The dosing calculations were based on filed claims paid by the health insurance. Thus, the results may not reflect the actual amount of infliximab administrated to the patient and may over- or underestimate the dosing for any infusion. For example, a patient that in reality increased his dosage from 1.2 to 1.8 vials would have appeared to have a stable dose of two vials if the interval between infusions remained the same, whereas a patient increasing from 1.6 to 2.2 vials would have been considered to move from 2 to 3 vials in terms of claims made to the health insurance. Furthermore, the present study did not separate between combination therapy and monotherapy. We also excluded patients with other inflammatory disease like Crohn’s disease, because this indication is treated with TNF inhibitors as well. This will probably affect the results.
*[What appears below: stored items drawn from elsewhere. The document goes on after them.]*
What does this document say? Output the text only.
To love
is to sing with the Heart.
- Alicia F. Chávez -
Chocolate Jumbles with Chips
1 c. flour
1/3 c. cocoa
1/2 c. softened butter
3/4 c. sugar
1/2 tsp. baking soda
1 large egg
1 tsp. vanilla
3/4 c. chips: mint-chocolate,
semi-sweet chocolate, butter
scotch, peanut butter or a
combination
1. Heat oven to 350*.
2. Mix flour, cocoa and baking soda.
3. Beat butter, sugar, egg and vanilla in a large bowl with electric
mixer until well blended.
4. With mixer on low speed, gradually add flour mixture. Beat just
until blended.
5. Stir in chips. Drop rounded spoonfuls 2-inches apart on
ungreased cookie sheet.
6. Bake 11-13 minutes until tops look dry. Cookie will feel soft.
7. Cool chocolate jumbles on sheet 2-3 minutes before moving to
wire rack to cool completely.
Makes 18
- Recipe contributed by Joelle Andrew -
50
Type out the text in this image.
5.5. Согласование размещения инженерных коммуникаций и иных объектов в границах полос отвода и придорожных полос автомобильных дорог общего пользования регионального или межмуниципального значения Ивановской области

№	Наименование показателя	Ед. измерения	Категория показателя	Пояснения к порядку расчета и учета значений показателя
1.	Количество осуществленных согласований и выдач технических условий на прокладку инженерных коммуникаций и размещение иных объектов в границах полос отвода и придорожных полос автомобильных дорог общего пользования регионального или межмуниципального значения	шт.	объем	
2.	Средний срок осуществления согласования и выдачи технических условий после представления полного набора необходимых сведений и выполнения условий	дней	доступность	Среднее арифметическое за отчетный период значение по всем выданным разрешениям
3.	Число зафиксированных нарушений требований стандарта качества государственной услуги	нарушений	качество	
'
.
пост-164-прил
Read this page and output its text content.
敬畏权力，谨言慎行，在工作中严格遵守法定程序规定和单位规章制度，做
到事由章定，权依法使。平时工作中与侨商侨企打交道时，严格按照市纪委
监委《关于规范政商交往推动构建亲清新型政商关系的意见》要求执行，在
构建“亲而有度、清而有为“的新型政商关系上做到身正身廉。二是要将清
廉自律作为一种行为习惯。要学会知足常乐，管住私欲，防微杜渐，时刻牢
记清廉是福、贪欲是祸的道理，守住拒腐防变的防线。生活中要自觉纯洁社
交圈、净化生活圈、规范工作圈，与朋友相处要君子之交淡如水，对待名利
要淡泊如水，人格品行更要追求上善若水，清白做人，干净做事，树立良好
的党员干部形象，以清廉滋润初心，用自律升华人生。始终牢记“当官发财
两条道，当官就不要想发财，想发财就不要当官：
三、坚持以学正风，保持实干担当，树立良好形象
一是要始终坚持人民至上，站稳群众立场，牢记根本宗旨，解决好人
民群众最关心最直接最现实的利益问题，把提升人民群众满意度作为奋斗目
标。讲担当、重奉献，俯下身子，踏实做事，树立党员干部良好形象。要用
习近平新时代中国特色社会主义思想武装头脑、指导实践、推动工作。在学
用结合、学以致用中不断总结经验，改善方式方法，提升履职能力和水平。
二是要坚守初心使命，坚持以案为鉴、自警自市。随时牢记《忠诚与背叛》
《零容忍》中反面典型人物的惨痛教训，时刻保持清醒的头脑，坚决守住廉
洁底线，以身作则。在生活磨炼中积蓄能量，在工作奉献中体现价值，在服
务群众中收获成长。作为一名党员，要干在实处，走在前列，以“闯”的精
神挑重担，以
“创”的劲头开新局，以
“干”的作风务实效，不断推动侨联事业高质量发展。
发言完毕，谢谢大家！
The results of the current study may be generalizable to other patients with RA, but not be representative of the entire German population. E.g. the rates of hospital admissions in this population is very high (up to 82%) even the persistence rate did not change significantly although the inpatient stays were summed up to the allowable gap. One reason could be the population itself. We did not restrict to high age of the patient. Moreover the average duration of stays was less than 10 days. So the rates are very high but the duration is quite short. Additionally, in context of the results there is no reason to expect that hospitalisation is disproportionately distributed among the three study cohorts.

Conclusions

In summary, the results of this study provide insights into dosing patterns and persistence of TNF inhibiting agents for treatment of RA in Germany. The findings reflect the real-life use of TNF inhibitors without the limitations of a clinical trial and allow for a head to head comparison although the inherent limitations of retrospective claims data analyses do not allow for causal conclusions. Furthermore, persistence to treatment can improve the medical outcome and reduce costs. In addition the results of this paper can be used as input factor for models, for example in cost-effectiveness analyses.